# Clean Scopus Data

This notebook demonstrates the cleaning and preprocessing of Scopus publication data using the `ScopusDataCleaner` class.

## Overview

The cleaning process includes:
1. Loading and initial data inspection
2. Removing unnecessary columns
3. Renaming columns for clarity
4. Filtering publication types
5. Removing duplicates
6. Formatting dates
7. Creating unique author-year identifiers
8. Final data validation and export

## Setup and Imports

In [4]:
import pandas as pd
import matplotlib.pyplot as plt
import seaborn as sns
from pathlib import Path

import sys
sys.path.append("..")

from src.data.ScopusDataCleaner import ScopusDataCleaner, ScopusConfig

# Set style for better visualizations
plt.style.use('seaborn')
sns.set_palette("husl")

# Configure display settings
pd.set_option('display.max_columns', None)
pd.set_option('display.max_rows', 100)

OSError: 'seaborn' is not a valid package style, path of style file, URL of style file, or library style name (library styles are listed in `style.available`)

## Load Data

First, we'll load the raw Scopus data from the CSV file.

In [None]:
# Define paths
data_dir = Path("../data/raw")
output_dir = Path("../data/processed")

# Load the raw data
df = pd.read_csv(data_dir / "scopus.csv")
print(f"Loaded DataFrame with shape: {df.shape}")
print("\nColumns:")
print(df.columns.tolist())

## Initialize Data Cleaner

We'll create a custom configuration for the data cleaner. This allows us to:
1. Specify which publication types to keep
2. Define which subtypes to remove
3. Customize column renaming if needed

In [None]:
# Create custom configuration
config = ScopusConfig(
    publication_types_to_keep=["Journal"],  # Keep only journal articles
    publication_subtypes_to_remove=["Conference Paper"],  # Remove conference papers
)

# Initialize the cleaner
cleaner = ScopusDataCleaner(df, config=config)

## Clean Data

Now we'll apply the cleaning steps in sequence. Each step will log its actions and results.

In [None]:
# Apply cleaning steps
cleaner.drop_columns()
cleaner.rename_columns()
cleaner.subset_publication_type()
cleaner.subset_publication_subtype()
cleaner.remove_duplicates()
cleaner.date_formater()
cleaner.unique_auth_year_col()

# Get the cleaned DataFrame
cleaned_df = cleaner.get_dataframe()

# Display cleaning summary
print("\nCleaning Summary:")
for key, value in cleaner.get_removal_log().items():
    print(f"{key}: {value}")

## Data Validation

Let's perform some basic validation checks on the cleaned data.

In [None]:
# Check for missing values
missing_values = cleaned_df.isnull().sum()
print("Missing values per column:")
print(missing_values[missing_values > 0])

# Check data types
print("\nData types:")
print(cleaned_df.dtypes)

# Check for duplicates
duplicates = cleaned_df.duplicated().sum()
print(f"\nNumber of duplicates: {duplicates}")
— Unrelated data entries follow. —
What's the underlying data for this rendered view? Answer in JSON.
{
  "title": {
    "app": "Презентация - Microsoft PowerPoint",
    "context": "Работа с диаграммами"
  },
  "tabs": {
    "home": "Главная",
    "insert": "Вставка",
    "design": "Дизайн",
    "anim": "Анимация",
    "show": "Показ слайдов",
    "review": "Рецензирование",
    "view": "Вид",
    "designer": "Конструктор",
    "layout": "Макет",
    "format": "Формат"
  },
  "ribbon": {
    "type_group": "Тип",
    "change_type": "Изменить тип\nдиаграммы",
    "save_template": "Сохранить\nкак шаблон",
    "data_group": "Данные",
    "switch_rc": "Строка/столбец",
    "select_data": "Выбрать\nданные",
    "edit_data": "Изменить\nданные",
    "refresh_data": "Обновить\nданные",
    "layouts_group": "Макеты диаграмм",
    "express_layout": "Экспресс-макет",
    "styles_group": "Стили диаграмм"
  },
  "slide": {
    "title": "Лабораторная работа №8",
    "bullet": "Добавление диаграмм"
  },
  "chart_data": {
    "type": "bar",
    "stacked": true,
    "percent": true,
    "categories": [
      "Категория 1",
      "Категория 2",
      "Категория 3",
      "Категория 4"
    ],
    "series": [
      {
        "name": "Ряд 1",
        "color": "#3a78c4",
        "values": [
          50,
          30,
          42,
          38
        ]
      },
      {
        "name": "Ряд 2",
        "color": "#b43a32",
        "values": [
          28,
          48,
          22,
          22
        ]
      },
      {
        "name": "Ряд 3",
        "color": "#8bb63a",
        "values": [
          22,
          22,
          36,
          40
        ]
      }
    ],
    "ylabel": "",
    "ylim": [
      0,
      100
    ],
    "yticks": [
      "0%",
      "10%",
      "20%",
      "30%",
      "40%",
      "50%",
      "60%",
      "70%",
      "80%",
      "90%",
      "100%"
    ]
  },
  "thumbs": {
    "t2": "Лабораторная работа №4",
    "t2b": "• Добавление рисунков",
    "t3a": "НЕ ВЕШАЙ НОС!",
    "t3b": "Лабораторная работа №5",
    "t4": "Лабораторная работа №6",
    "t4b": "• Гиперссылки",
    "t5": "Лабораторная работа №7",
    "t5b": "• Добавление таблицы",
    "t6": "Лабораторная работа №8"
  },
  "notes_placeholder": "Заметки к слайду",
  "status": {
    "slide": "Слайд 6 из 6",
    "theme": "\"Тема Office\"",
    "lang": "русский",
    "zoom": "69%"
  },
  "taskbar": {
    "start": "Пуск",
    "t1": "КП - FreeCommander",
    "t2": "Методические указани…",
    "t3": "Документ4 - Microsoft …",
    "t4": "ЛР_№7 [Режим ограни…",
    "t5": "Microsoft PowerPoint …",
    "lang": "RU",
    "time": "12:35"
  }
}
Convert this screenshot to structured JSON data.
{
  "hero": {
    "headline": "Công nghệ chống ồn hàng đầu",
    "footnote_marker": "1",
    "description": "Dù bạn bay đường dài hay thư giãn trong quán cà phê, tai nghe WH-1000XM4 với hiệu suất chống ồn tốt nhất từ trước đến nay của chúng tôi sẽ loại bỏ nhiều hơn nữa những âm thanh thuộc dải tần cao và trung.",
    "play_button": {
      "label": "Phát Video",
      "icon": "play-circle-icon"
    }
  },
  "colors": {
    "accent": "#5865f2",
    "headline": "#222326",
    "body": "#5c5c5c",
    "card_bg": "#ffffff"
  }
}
## Visualize Publication Trends

Let's create some visualizations to understand the publication patterns.

In [None]:
# Create figure with subplots
fig, (ax1, ax2) = plt.subplots(1, 2, figsize=(15, 5))

# Plot 1: Publications per year
yearly_counts = cleaned_df['year'].value_counts().sort_index()
yearly_counts.plot(kind='bar', ax=ax1)
ax1.set_title('Publications per Year')
ax1.set_xlabel('Year')
ax1.set_ylabel('Number of Publications')
ax1.tick_params(axis='x', rotation=45)

# Plot 2: Publication types distribution
type_counts = cleaned_df['publication_type'].value_counts()
type_counts.plot(kind='pie', ax=ax2, autopct='%1.1f%%')
ax2.set_title('Distribution of Publication Types')

plt.tight_layout()
plt.show()

## Save Cleaned Data

Finally, we'll save the cleaned dataset to a CSV file.

In [None]:
# Create output directory if it doesn't exist
output_dir.mkdir(parents=True, exist_ok=True)

# Save cleaned data
output_file = output_dir / "scopus_cleaned.csv"
cleaned_df.to_csv(output_file, index=False)
print(f"Saved cleaned data to: {output_file}")